Spratts Oilery

In 1882 Joseph Spratt of Victoria, BC decided to start a floating cannery and fish oil plant at Coal Harbour which is in Burrard Inlet just past the First Narrows, and tucked round the corner of what is now called Brockton Point.  This bay was called Coal Harbour by the European settlers because of the coal found in what is now Vancouver’s West End.

In 1882 Burrard Inlet was still rich in fish, and its shores were lined with magnificent forests in spite of the logging that had been going on for over ten years.  Douglas fir trees over three hundred feet tall and one thousand years old stood where much of Vancouver stands today.
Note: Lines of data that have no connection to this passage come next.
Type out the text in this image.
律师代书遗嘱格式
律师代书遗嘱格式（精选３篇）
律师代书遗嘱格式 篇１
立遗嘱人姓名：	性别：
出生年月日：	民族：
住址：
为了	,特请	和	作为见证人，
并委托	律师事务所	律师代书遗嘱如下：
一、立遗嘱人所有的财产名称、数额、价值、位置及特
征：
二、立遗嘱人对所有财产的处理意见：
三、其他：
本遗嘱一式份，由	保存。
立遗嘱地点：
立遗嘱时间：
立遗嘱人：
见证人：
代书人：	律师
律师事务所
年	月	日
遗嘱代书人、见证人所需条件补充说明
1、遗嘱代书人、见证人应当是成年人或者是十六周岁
Gassy (because he talked a lot) Jack Dieghton had wandered over to Burrard Inlet from New Westminster in 1867 with a barrel of whiskey. He built a shack twelve feet by twenty feet at what is now the intersection of Carrall and Water Streets, and sold liquor to loggers and the mill workers at Stamp’s Mill (north end of Dunlevy) and Moody’s Mill (north shore of Burrard Inlet).

By 1882 Gassy’s Town, or Gastown, officially known as Granville, was little more than one block long on Water Street.  It consisted of a few hotels, saloons, and shops among the tree stumps and the skunk cabbage.  Giant firs loomed in the background.

Joseph Spratt planned to use herring as his major source of fish oil for his cannery.  This plan was reasonable as the herring run into Burrard Inlet was a large one on which the First Nations people had relied for hundreds and hundreds of years.

Motivated like most newcomers to the west coast by dreams of unlimited wealth, Mr. Spratt discovered a cost-effective way of fishing.  He would dynamite the fish.  The Native people were very upset with his method of fishing and warned him that something bad would happen.  He didn’t listen to them.

In 1885 Mr. Spratt had to close down his floating cannery and fish oil plant because the herring stopped coming to Burrard Inlet, and they never returned there.  He didn’t seem to understand that he was responsible for their disappearance.  His greed destroyed his enterprise, you might say, and it also destroyed an important fishery in Burrard Inlet for First Nations people.